Yen-Pei Christy Chang is an 18-year veteran of the University of Maryland School of Medicine (UMSOM) with a passion for teaching and mentoring who holds secondary appointments in UMSOM’s departments of Epidemiology and Public Health, and Biochemistry and Molecular Biology.

Chang has been instrumental to how genetics is taught to UMSOM first-year PhD students from the Graduate Program in Life Sciences and PhD students from the University of Maryland School of Dentistry. In 2007, she updated and redesigned the genetics curriculum and has served as the GPILS core course section leader for genetics for six years.

Chang is a popular instructor known for her lectures that take a mutation-to-treatment approach. Her lectures also link molecular changes and genetic diseases to historical events and sociopolitical issues, such as how the Dutch Famine of 1944 led to epigenetic changes in human DNA and diseases.

Chang also is a committed mentor and advocate for graduate students, postdoctoral fellows, and junior faculty. She directs the KL2 Mentored Career Development Program at UMB’s Institute for Clinical and Translational Research and hosts grant writing workshops and classes for students, faculty, postdocs, and administrators from UMB and other local and national universities.

As senior program advisor for UMSOM’s Center for Advanced Research Training and Innovation, Chang provides individual grant writing consultations to faculty members. In the last three years, she has worked closely with 47 UMB faculty on grant writing and assisted many of them in obtaining highly competitive funding from the National Institutes of Health.

Chang has earned numerous accolades, including UMSOM’s Faculty Teacher of the Year Award in 2015, 2016, and 2019 (Division of Endocrinology) and the Faculty Mentoring Award from the Department of Epidemiology and Public Health in 2017.

Chang earned her bachelor’s degree in biology from Virginia Polytechnic Institute, her PhD in human genetics and molecular biology from Johns Hopkins University, and her master’s in clinical professional counseling from Loyola University Maryland.

STUDENT OF THE YEAR

Tural Mammadli, MSW
School of Social Work
PhD Student, Class of 2025

Tural Mammadli is a fourth-year PhD student from Azerbaijan who has exhibited tremendous academic and leadership skills at the University of Maryland School of Social Work (UMSSW).

As the former president and a current member of UMSSW’s International Student Association (ISA), Mammadli guides international students and helps them acclimate to the United States. Under his leadership, ISA has conducted events for international students from across UMB to support their professional development and celebrate their cultural diversity. He also is co-chair of UMSSW’s Queer Community Alliance, working to support future LGBTQ+ social workers.

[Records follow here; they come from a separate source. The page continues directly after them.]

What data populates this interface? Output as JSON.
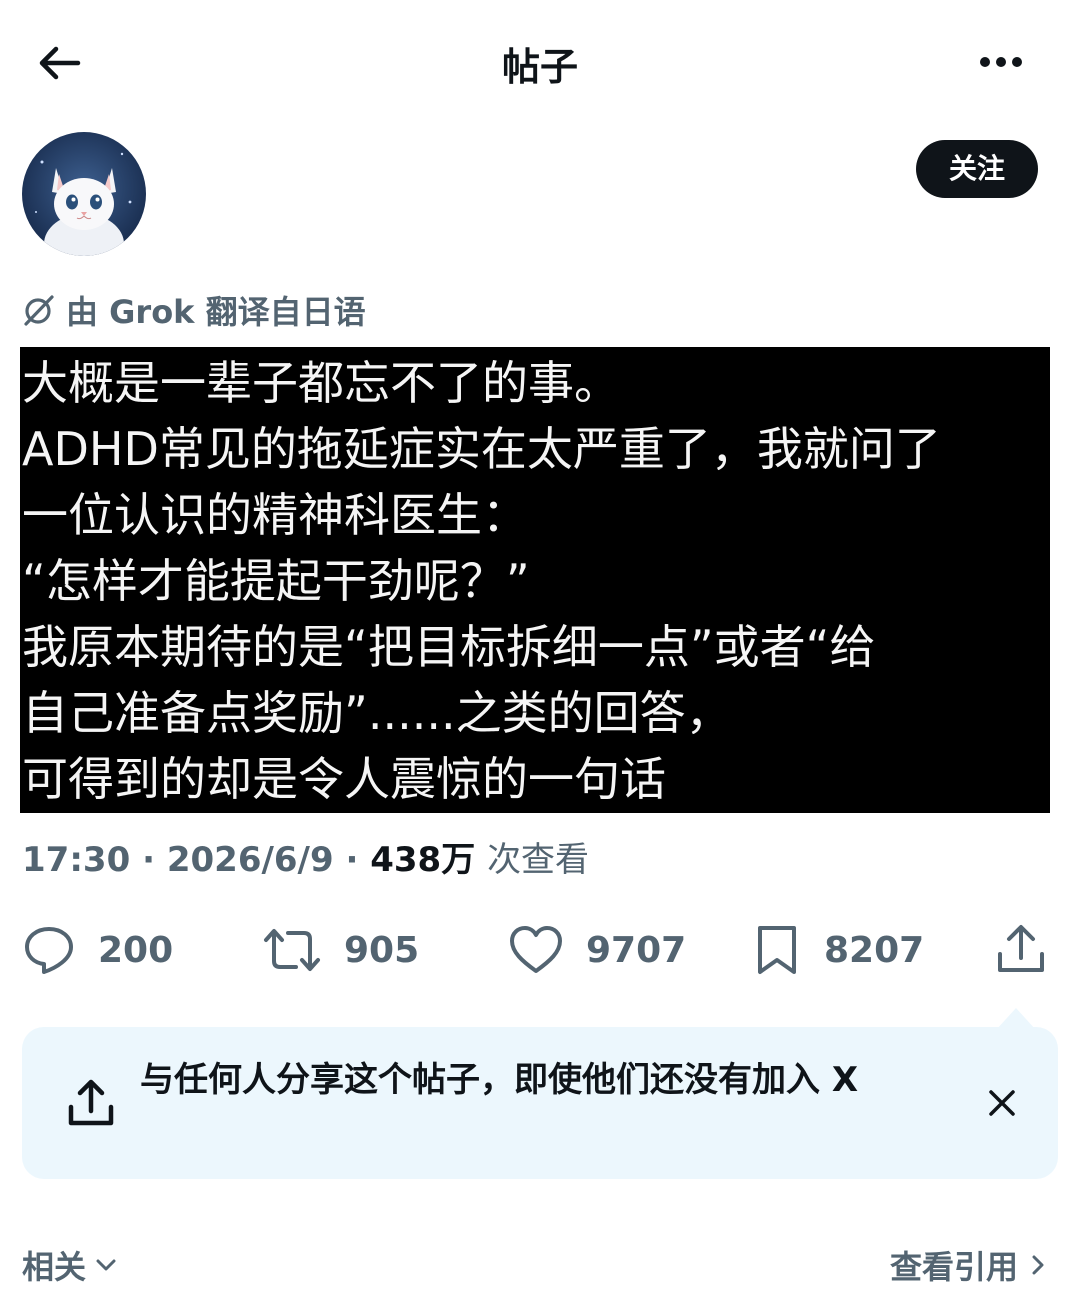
{
  "header": {
    "title": "帖子"
  },
  "follow_label": "关注",
  "translation": {
    "text": "由 Grok 翻译自日语"
  },
  "post_image_lines": [
    "大概是一辈子都忘不了的事。",
    "ADHD常见的拖延症实在太严重了，我就问了",
    "一位认识的精神科医生：",
    "“怎样才能提起干劲呢？”",
    "我原本期待的是“把目标拆细一点”或者“给",
    "自己准备点奖励”......之类的回答，",
    "可得到的却是令人震惊的一句话"
  ],
  "meta": {
    "time": "17:30",
    "date": "2026/6/9",
    "views": "438万",
    "views_suffix": "次查看",
    "sep": "·"
  },
  "actions": {
    "replies": "200",
    "reposts": "905",
    "likes": "9707",
    "bookmarks": "8207"
  },
  "share_prompt": {
    "text": "与任何人分享这个帖子，即使他们还没有加入 X"
  },
  "footer": {
    "related": "相关",
    "quotes": "查看引用"
  },
  "colors": {
    "primary_text": "#0f1419",
    "secondary_text": "#536471",
    "banner_bg": "#ecf7fd"
  }
}
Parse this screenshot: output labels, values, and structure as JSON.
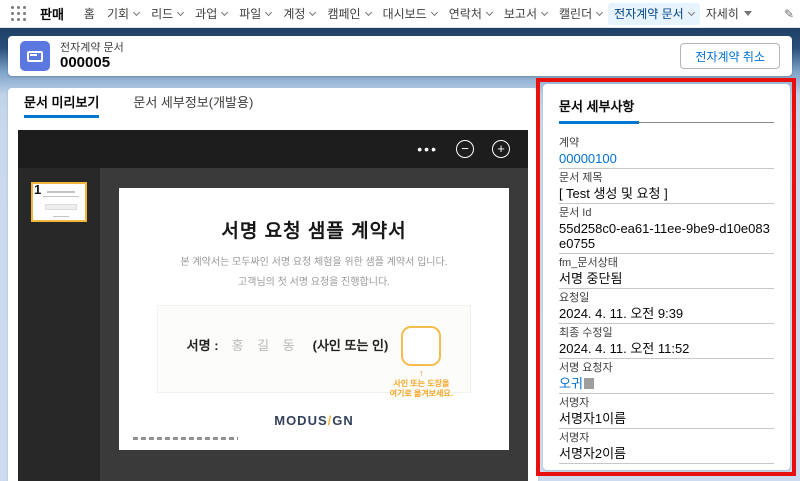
{
  "nav": {
    "app_name": "판매",
    "items": [
      {
        "label": "홈",
        "chevron": "none",
        "active": false
      },
      {
        "label": "기회",
        "chevron": "down",
        "active": false
      },
      {
        "label": "리드",
        "chevron": "down",
        "active": false
      },
      {
        "label": "과업",
        "chevron": "down",
        "active": false
      },
      {
        "label": "파일",
        "chevron": "down",
        "active": false
      },
      {
        "label": "계정",
        "chevron": "down",
        "active": false
      },
      {
        "label": "캠페인",
        "chevron": "down",
        "active": false
      },
      {
        "label": "대시보드",
        "chevron": "down",
        "active": false
      },
      {
        "label": "연락처",
        "chevron": "down",
        "active": false
      },
      {
        "label": "보고서",
        "chevron": "down",
        "active": false
      },
      {
        "label": "캘린더",
        "chevron": "down",
        "active": false
      },
      {
        "label": "전자계약 문서",
        "chevron": "down",
        "active": true
      },
      {
        "label": "자세히",
        "chevron": "caret",
        "active": false
      }
    ]
  },
  "header": {
    "record_type": "전자계약 문서",
    "record_name": "000005",
    "action_button": "전자계약 취소"
  },
  "tabs": {
    "preview": "문서 미리보기",
    "details_dev": "문서 세부정보(개발용)"
  },
  "preview": {
    "toolbar": {
      "more": "•••",
      "zoom_out": "−",
      "zoom_in": "+"
    },
    "page_number": "1",
    "doc": {
      "title": "서명 요청 샘플 계약서",
      "line1": "본 계약서는  모두싸인 서명 요청 체험을 위한 샘플 계약서 입니다.",
      "line2": "고객님의 첫 서명 요청을 진행합니다.",
      "sig_label": "서명 :",
      "sig_name": "홍 길 동",
      "sig_paren": "(사인 또는 인)",
      "hint_arrow": "↑",
      "hint_line1": "사인 또는 도장을",
      "hint_line2": "여기로 옮겨보세요.",
      "logo_part1": "MODUS",
      "logo_slash": "/",
      "logo_part2": "GN"
    }
  },
  "details": {
    "title": "문서 세부사항",
    "fields": [
      {
        "label": "계약",
        "value": "00000100",
        "link": true,
        "redacted": false
      },
      {
        "label": "문서 제목",
        "value": "[ Test 생성 및 요청 ]",
        "link": false,
        "redacted": false
      },
      {
        "label": "문서 Id",
        "value": "55d258c0-ea61-11ee-9be9-d10e083e0755",
        "link": false,
        "redacted": false
      },
      {
        "label": "fm_문서상태",
        "value": "서명 중단됨",
        "link": false,
        "redacted": false
      },
      {
        "label": "요청일",
        "value": "2024. 4. 11. 오전 9:39",
        "link": false,
        "redacted": false
      },
      {
        "label": "최종 수정일",
        "value": "2024. 4. 11. 오전 11:52",
        "link": false,
        "redacted": false
      },
      {
        "label": "서명 요청자",
        "value": "오귀",
        "link": true,
        "redacted": true
      },
      {
        "label": "서명자",
        "value": "서명자1이름",
        "link": false,
        "redacted": false
      },
      {
        "label": "서명자",
        "value": "서명자2이름",
        "link": false,
        "redacted": false
      }
    ]
  },
  "colors": {
    "accent_blue": "#0176d3",
    "link_blue": "#0070d2",
    "annotation_red": "#e8100c",
    "record_icon_blue": "#5a78e0",
    "stamp_yellow": "#f5bd4f",
    "hint_orange": "#f5a623",
    "logo_navy": "#33415e",
    "header_band_navy": "#1e4066",
    "page_bg_blue": "#ccdbee"
  }
}
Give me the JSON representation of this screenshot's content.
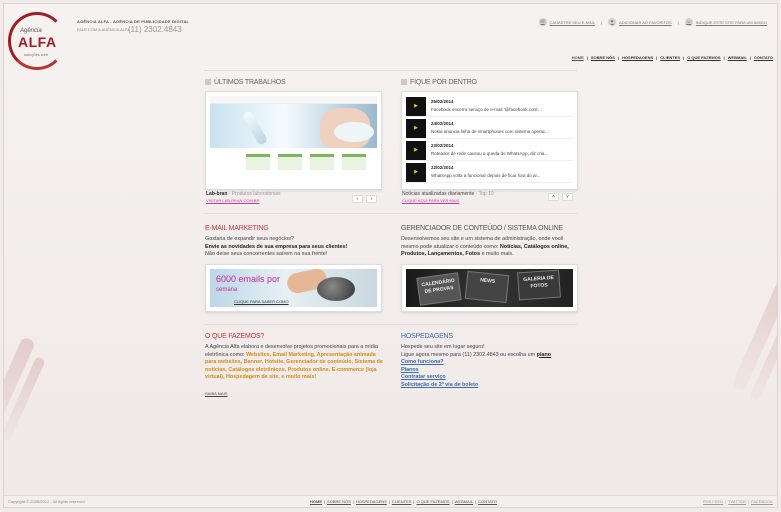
{
  "brand": {
    "logo_top": "Agência",
    "logo_main": "ALFA",
    "logo_sub": "soluções web",
    "company_line": "AGÊNCIA ALFA - AGÊNCIA DE PUBLICIDADE DIGITAL",
    "phone_label": "FALE COM A AGÊNCIA ALFA",
    "phone": "(11) 2302.4843"
  },
  "header_links": [
    {
      "icon": "envelope",
      "label": "CADASTRE SEU E-MAIL"
    },
    {
      "icon": "heart",
      "label": "ADICIONAR AO FAVORITOS"
    },
    {
      "icon": "share",
      "label": "INDIQUE ESTE SITE PARA UM AMIGO"
    }
  ],
  "nav": [
    "HOME",
    "SOBRE NÓS",
    "HOSPEDAGENS",
    "CLIENTES",
    "O QUE FAZEMOS",
    "WEBMAIL",
    "CONTATO"
  ],
  "works": {
    "title": "ÚLTIMOS TRABALHOS",
    "client": "Lab-bran",
    "desc": "- Produtos laboratoriais",
    "link": "VISITAR LAB-BRAN.COM.BR",
    "prev": "‹",
    "next": "›"
  },
  "news": {
    "title": "FIQUE POR DENTRO",
    "items": [
      {
        "date": "25/02/2014",
        "title": "Facebook encerra serviço de e-mail '@facebook.com'..."
      },
      {
        "date": "24/02/2014",
        "title": "Nokia anuncia linha de smartphones com sistema operac..."
      },
      {
        "date": "23/02/2014",
        "title": "Roteador de rede causou a queda do WhatsApp, diz cria..."
      },
      {
        "date": "22/02/2014",
        "title": "WhatsApp volta a funcionar depois de ficar fora do ar..."
      }
    ],
    "footer_text": "Notícias atualizadas diariamente",
    "footer_sub": "- Top 10",
    "link": "CLIQUE AQUI PARA VER MAIS",
    "up": "˄",
    "down": "˅"
  },
  "email_mkt": {
    "title": "E-MAIL MARKETING",
    "line1": "Gostaria de expandir seus negócios?",
    "line2": "Envie as novidades de sua empresa para seus clientes!",
    "line3": "Não deixe seus concorrentes saírem na sua frente!",
    "banner_big": "6000 emails por",
    "banner_small": "semana",
    "banner_cta": "CLIQUE PARA SABER COMO"
  },
  "cms": {
    "title": "GERENCIADOR DE CONTEÚDO / SISTEMA ONLINE",
    "text_a": "Desenvolvemos seu site e um sistema de administração, onde você mesmo pode atualizar o conteúdo como: ",
    "text_b": "Notícias, Catálogos online, Produtos, Lançamentos, Fotos",
    "text_c": " e muito mais.",
    "card1": "CALENDÁRIO DE PROVAS",
    "card2": "GALERIA DE FOTOS",
    "card3": "NEWS"
  },
  "what": {
    "title": "O QUE FAZEMOS?",
    "intro": "A Agência Alfa elabora e desenvolve projetos promocionais para a mídia eletrônica como: ",
    "services": "Websites, Email Marketing, Apresentação animada para websites, Banner, Hotsite, Gerenciador de conteúdo, Sistema de notícias, Catálogos eletrônicos, Produtos online, E-commerce (loja virtual), Hospedagem de site, e muito mais!",
    "link": "SAIBA MAIS"
  },
  "hosting": {
    "title": "HOSPEDAGENS",
    "line1": "Hospede seu site em lugar seguro!",
    "line2": "Ligue agora mesmo para (11) 2302.4843 ou escolha um ",
    "plano": "plano",
    "links": [
      "Como funciona?",
      "Planos",
      "Contratar serviço",
      "Solicitação de 2ª via de boleto"
    ]
  },
  "footer": {
    "copyright": "Copyright © 2005/2012 - All rights reserved",
    "nav": [
      "HOME",
      "SOBRE NÓS",
      "HOSPEDAGENS",
      "CLIENTES",
      "O QUE FAZEMOS",
      "WEBMAIL",
      "CONTATO"
    ],
    "right": [
      "RSS FEED",
      "TWITTER",
      "FACEBOOK"
    ]
  }
}
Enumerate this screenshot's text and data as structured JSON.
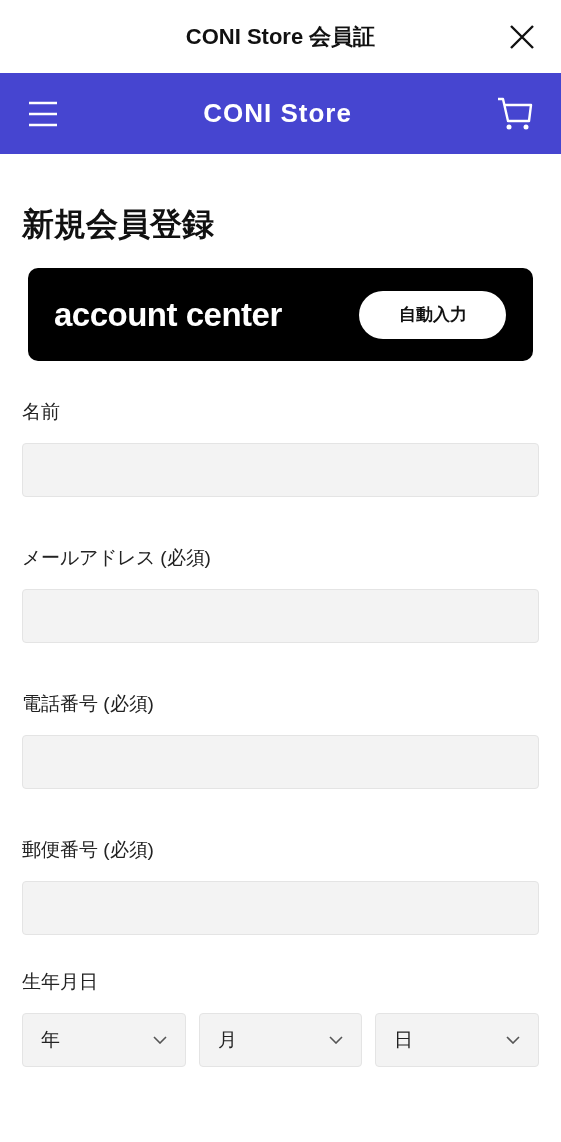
{
  "window": {
    "title": "CONI Store 会員証"
  },
  "header": {
    "brand": "CONI Store"
  },
  "page": {
    "heading": "新規会員登録"
  },
  "account_center": {
    "logo": "account center",
    "button": "自動入力"
  },
  "fields": [
    {
      "label": "名前"
    },
    {
      "label": "メールアドレス (必須)"
    },
    {
      "label": "電話番号 (必須)"
    },
    {
      "label": "郵便番号 (必須)"
    }
  ],
  "birthday": {
    "label": "生年月日",
    "selects": [
      "年",
      "月",
      "日"
    ]
  }
}
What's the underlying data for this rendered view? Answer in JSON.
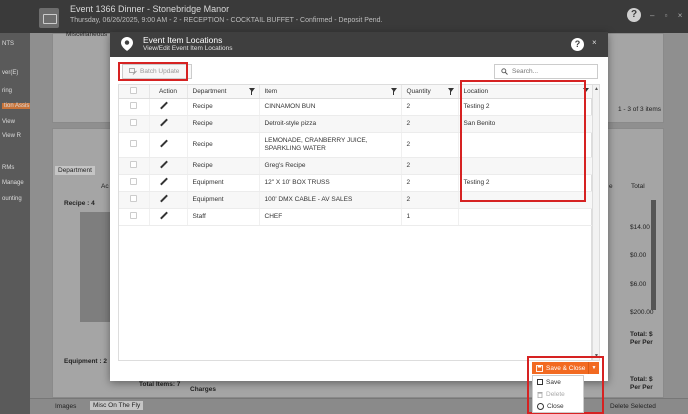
{
  "app": {
    "title": "Event 1366 Dinner - Stonebridge Manor",
    "subtitle": "Thursday, 06/26/2025, 9:00 AM - 2 - RECEPTION - COCKTAIL BUFFET - Confirmed - Deposit Pend.",
    "help_label": "?",
    "window_controls": "– ▫ ×",
    "sidebar_items": [
      "NTS",
      "ver(E)",
      "ring",
      "tion Assis",
      "View",
      "View R",
      "RMs",
      "Manage",
      "ounting"
    ],
    "bg_misc": "Miscellaneous",
    "bg_items_count": "1 - 3 of 3 items",
    "bg_department_chip": "Department",
    "bg_ac": "Ac",
    "bg_group_recipe": "Recipe : 4",
    "bg_group_equipment": "Equipment : 2",
    "bg_col_e": "e",
    "bg_col_total": "Total",
    "bg_prices": [
      "$14.00",
      "$0.00",
      "$6.00",
      "$200.00"
    ],
    "bg_total_per": "Total: $\nPer Per",
    "bg_total_items": "Total Items: 7",
    "bg_charges": "Charges",
    "bg_images": "Images",
    "bg_misc_fly": "Misc On The Fly",
    "bg_delete_selected": "Delete Selected"
  },
  "modal": {
    "title": "Event Item Locations",
    "subtitle": "View/Edit Event Item Locations",
    "help_label": "?",
    "close_label": "×",
    "batch_update_label": "Batch Update",
    "search_placeholder": "Search...",
    "columns": {
      "action": "Action",
      "department": "Department",
      "item": "Item",
      "quantity": "Quantity",
      "location": "Location"
    },
    "rows": [
      {
        "department": "Recipe",
        "item": "CINNAMON BUN",
        "quantity": "2",
        "location": "Testing 2"
      },
      {
        "department": "Recipe",
        "item": "Detroit-style pizza",
        "quantity": "2",
        "location": "San Benito"
      },
      {
        "department": "Recipe",
        "item": "LEMONADE, CRANBERRY JUICE, SPARKLING WATER",
        "quantity": "2",
        "location": ""
      },
      {
        "department": "Recipe",
        "item": "Greg's Recipe",
        "quantity": "2",
        "location": ""
      },
      {
        "department": "Equipment",
        "item": "12\" X 10' BOX TRUSS",
        "quantity": "2",
        "location": "Testing 2"
      },
      {
        "department": "Equipment",
        "item": "100' DMX CABLE - AV SALES",
        "quantity": "2",
        "location": ""
      },
      {
        "department": "Staff",
        "item": "CHEF",
        "quantity": "1",
        "location": ""
      }
    ],
    "save_close_label": "Save & Close",
    "menu": {
      "save": "Save",
      "delete": "Delete",
      "close": "Close"
    }
  },
  "colors": {
    "accent": "#f26a21",
    "highlight": "#d62222",
    "header": "#3f3f3f"
  }
}
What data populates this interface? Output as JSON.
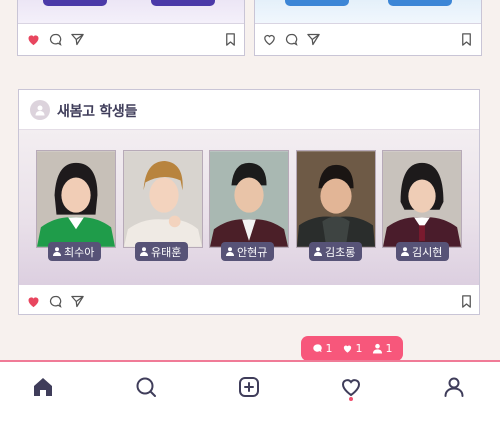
{
  "feed": {
    "top_left_card": {
      "liked": true
    },
    "top_right_card": {
      "liked": false
    },
    "main_card": {
      "title": "새봄고 학생들",
      "liked": true,
      "students": [
        {
          "name": "최수아"
        },
        {
          "name": "유태훈"
        },
        {
          "name": "안현규"
        },
        {
          "name": "김초롱"
        },
        {
          "name": "김시현"
        }
      ]
    }
  },
  "notification": {
    "comments": "1",
    "likes": "1",
    "followers": "1"
  },
  "nav": {
    "items": [
      "home-icon",
      "search-icon",
      "add-icon",
      "activity-heart-icon",
      "profile-icon"
    ],
    "active": "activity-heart-icon"
  },
  "colors": {
    "accent": "#f7577b",
    "tag": "#575377",
    "like": "#e8465f"
  }
}
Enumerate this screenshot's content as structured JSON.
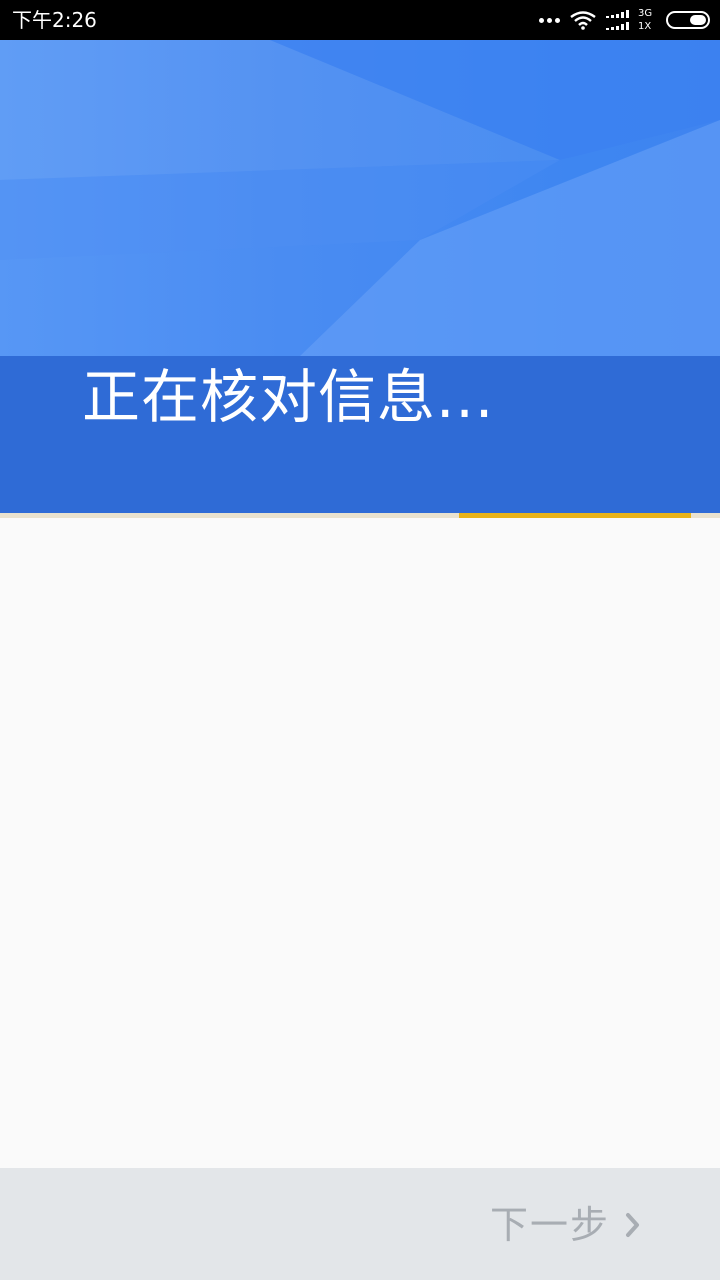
{
  "status_bar": {
    "time": "下午2:26",
    "network_type": "3G",
    "network_type_2": "1X"
  },
  "header": {
    "title": "正在核对信息..."
  },
  "bottom_bar": {
    "next_label": "下一步",
    "next_icon": "chevron-right-icon"
  },
  "colors": {
    "header_blue": "#3f86f2",
    "title_band": "#2f6bd6",
    "progress_accent": "#e8b319",
    "bottom_bar": "#e3e6e9",
    "next_text": "#a8adb3"
  }
}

For three years, Mammadli was a member of the research team of Nalini Negi, PhD, MSW, associate professor, working on projects to build upon his research and skills. He’s now on the research team of Darren L. Whitfield, PhD, MSW, associate professor, focusing on research projects aimed at improving the well-being of LGBTQ+ persons of color.

As a research assistant, Mammadli has engaged in mixed-methods data analysis and co-authored papers on the health of minoritized communities including sexual and gender minority (SGM) persons, foreign-born populations, and Black, Indigenous, and People of Color in the SGM community. He also has studied the impact of immigration policies and experiences on the mental health and substance use of refugees and immigrants and evidence-based interventions to address their needs.

Since starting the PhD program, Mammadli has earned three honors: the Donna Harrington Fellowship from UMSSW, the New Investigator Panelist Award from the National Hispanic Science Network, and the Early Career Preventionists Network Award from the Society for Prevention Research.       

He earned his bachelor’s degree in criminal justice from George Washington University in 2017 and his Master of Social Work degree from UMSSW in 2020.


Note: Stories about the winners will be published on The Elm in September and October.